Who sets the web standards?
Standards for the web are set by the World Wide Web Consortium www.w3c.org. Essentially the W3C set standards for both the webpages that make up the internet, and the web browsers used to view those pages. Websites and browsers that meet the standards are often described as compliant.
Why does meeting the W3C standards matter?
- If you do not meet the standards then:
- you have no guarantee what your website will look like to visitors;
- your website may be unusable in some web browsers;
- your website may become unusable to visitors after a browser is updated to a new release;
- Users who use add-ins to help them surf the web may not be able to view your site.
We have seen the look of horror on the faces of some website owners when they realise just what unusable means in practise. Meeting standards really does matter, and this does not include any legal obligation that organisations may also be under to ensure accessibility of information to all users.
How do I Check for W3C compliance?
If you visit the W3C website, you will find much technical information that may seem rather obscure to you. Fortunately a series of free tools are available to check compliance are also on the site.
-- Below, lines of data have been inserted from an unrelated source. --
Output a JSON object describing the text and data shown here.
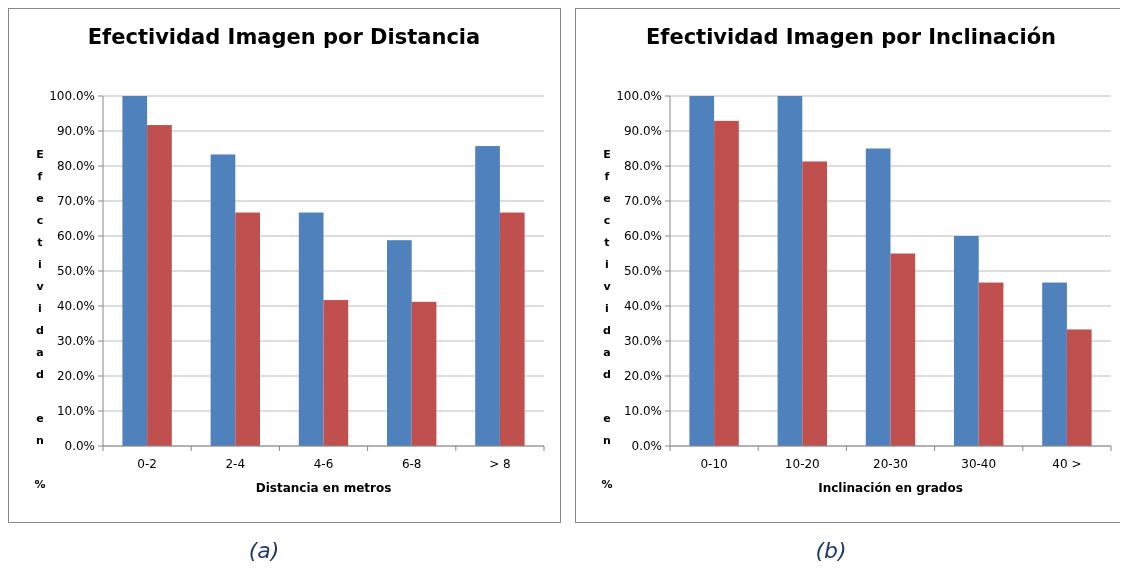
{
  "chart_data": [
    {
      "type": "bar",
      "title": "Efectividad Imagen por Distancia",
      "xlabel": "Distancia en metros",
      "ylabel": "Efectividad en %",
      "categories": [
        "0-2",
        "2-4",
        "4-6",
        "6-8",
        "> 8"
      ],
      "series": [
        {
          "color": "#4f81bd",
          "values": [
            100,
            83.3,
            66.7,
            58.8,
            85.7
          ]
        },
        {
          "color": "#c0504d",
          "values": [
            91.7,
            66.7,
            41.7,
            41.2,
            66.7
          ]
        }
      ],
      "ylim": [
        0,
        100
      ],
      "yticks": [
        {
          "value": 0,
          "label": "0.0%"
        },
        {
          "value": 10,
          "label": "10.0%"
        },
        {
          "value": 20,
          "label": "20.0%"
        },
        {
          "value": 30,
          "label": "30.0%"
        },
        {
          "value": 40,
          "label": "40.0%"
        },
        {
          "value": 50,
          "label": "50.0%"
        },
        {
          "value": 60,
          "label": "60.0%"
        },
        {
          "value": 70,
          "label": "70.0%"
        },
        {
          "value": 80,
          "label": "80.0%"
        },
        {
          "value": 90,
          "label": "90.0%"
        },
        {
          "value": 100,
          "label": "100.0%"
        }
      ],
      "grid": "y",
      "annotations": [
        "(a)"
      ]
    },
    {
      "type": "bar",
      "title": "Efectividad Imagen por Inclinación",
      "xlabel": "Inclinación en grados",
      "ylabel": "Efectividad en %",
      "categories": [
        "0-10",
        "10-20",
        "20-30",
        "30-40",
        "40 >"
      ],
      "series": [
        {
          "color": "#4f81bd",
          "values": [
            100,
            100,
            85,
            60,
            46.7
          ]
        },
        {
          "color": "#c0504d",
          "values": [
            92.9,
            81.3,
            55,
            46.7,
            33.3
          ]
        }
      ],
      "ylim": [
        0,
        100
      ],
      "yticks": [
        {
          "value": 0,
          "label": "0.0%"
        },
        {
          "value": 10,
          "label": "10.0%"
        },
        {
          "value": 20,
          "label": "20.0%"
        },
        {
          "value": 30,
          "label": "30.0%"
        },
        {
          "value": 40,
          "label": "40.0%"
        },
        {
          "value": 50,
          "label": "50.0%"
        },
        {
          "value": 60,
          "label": "60.0%"
        },
        {
          "value": 70,
          "label": "70.0%"
        },
        {
          "value": 80,
          "label": "80.0%"
        },
        {
          "value": 90,
          "label": "90.0%"
        },
        {
          "value": 100,
          "label": "100.0%"
        }
      ],
      "grid": "y",
      "annotations": [
        "(b)"
      ]
    }
  ]
}
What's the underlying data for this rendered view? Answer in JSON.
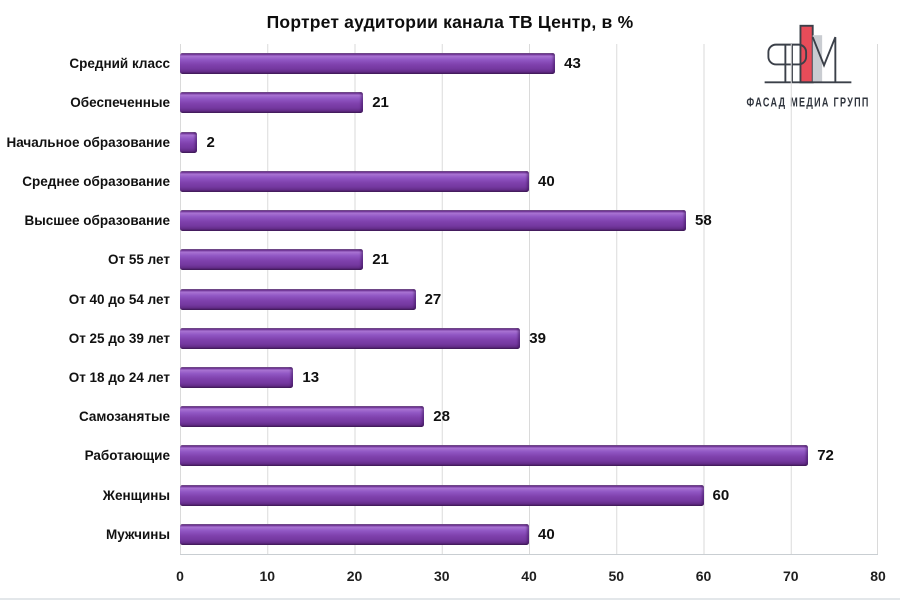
{
  "chart_data": {
    "type": "bar",
    "orientation": "horizontal",
    "title": "Портрет аудитории канала ТВ Центр, в %",
    "categories": [
      "Средний класс",
      "Обеспеченные",
      "Начальное образование",
      "Среднее образование",
      "Высшее образование",
      "От 55 лет",
      "От 40 до 54 лет",
      "От 25 до 39 лет",
      "От 18 до 24 лет",
      "Самозанятые",
      "Работающие",
      "Женщины",
      "Мужчины"
    ],
    "values": [
      43,
      21,
      2,
      40,
      58,
      21,
      27,
      39,
      13,
      28,
      72,
      60,
      40
    ],
    "xlabel": "",
    "ylabel": "",
    "xlim": [
      0,
      80
    ],
    "x_ticks": [
      0,
      10,
      20,
      30,
      40,
      50,
      60,
      70,
      80
    ],
    "grid": "vertical",
    "legend": "none",
    "bar_color": "#7B3BA6",
    "gridline_color": "#DADADA"
  },
  "logo": {
    "text": "ФАСАД МЕДИА ГРУПП",
    "accent_red": "#E84C59",
    "building_gray": "#C9CCD1",
    "outline": "#3B4049"
  }
}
The Unicorn validator integrates all the checks into a single tool. You can check any website, so be nosey and check out sites large and small.
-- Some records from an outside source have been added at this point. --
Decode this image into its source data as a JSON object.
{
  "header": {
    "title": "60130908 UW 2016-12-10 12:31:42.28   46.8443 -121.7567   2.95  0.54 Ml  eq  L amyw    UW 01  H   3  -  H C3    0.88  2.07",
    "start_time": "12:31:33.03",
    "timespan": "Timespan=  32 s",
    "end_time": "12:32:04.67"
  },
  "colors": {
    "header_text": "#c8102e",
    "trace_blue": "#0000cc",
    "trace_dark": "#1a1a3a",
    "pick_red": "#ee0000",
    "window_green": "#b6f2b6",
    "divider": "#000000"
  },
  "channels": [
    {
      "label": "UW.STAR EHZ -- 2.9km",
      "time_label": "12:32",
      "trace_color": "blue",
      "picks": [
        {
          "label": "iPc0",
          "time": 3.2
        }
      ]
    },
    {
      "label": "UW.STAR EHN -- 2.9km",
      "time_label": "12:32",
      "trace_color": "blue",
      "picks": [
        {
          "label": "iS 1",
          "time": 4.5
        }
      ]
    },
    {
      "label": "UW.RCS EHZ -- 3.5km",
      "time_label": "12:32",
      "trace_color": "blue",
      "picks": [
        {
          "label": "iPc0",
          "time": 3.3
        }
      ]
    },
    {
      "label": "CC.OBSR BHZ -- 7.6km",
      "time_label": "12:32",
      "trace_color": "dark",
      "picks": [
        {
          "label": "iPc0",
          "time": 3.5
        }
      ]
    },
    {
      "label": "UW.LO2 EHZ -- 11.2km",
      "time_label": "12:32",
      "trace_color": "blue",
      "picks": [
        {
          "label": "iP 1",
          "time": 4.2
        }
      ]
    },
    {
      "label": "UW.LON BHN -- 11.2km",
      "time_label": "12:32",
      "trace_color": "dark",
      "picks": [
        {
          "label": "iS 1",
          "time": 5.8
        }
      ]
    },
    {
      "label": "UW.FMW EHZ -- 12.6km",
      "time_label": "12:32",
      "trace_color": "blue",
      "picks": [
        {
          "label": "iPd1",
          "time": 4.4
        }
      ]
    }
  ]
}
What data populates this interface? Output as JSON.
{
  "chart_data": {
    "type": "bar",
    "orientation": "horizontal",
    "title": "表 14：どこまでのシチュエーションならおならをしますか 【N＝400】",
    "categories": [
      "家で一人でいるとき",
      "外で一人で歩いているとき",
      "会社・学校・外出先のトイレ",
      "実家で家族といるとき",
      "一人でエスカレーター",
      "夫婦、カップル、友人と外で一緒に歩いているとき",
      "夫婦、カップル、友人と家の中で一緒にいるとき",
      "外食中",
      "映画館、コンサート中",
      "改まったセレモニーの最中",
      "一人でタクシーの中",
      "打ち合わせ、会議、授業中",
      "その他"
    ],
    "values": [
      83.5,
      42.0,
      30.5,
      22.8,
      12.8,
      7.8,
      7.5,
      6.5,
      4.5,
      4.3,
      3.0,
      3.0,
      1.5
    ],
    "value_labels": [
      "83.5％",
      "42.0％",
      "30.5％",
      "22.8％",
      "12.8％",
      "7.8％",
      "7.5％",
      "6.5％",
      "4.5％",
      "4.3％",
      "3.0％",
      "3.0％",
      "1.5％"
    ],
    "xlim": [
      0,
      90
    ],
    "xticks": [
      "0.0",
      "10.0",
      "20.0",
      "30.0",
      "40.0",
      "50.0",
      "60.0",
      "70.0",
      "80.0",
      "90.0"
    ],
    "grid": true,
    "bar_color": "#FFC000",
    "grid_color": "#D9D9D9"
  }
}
Getting and keeping a website free from errors takes effort. For the stand alone website, every update is a potential source of errors and a check for compliance should be made after every update.
If the site is built using a CMS, then some effort will probably be needed as the site is set up to ensure that there are no errors, (probably self induced), and that the site is fully compliant. Once full compliance had been achieved then then most potential errors will be automatically captured and corrected as each piece of new content is added.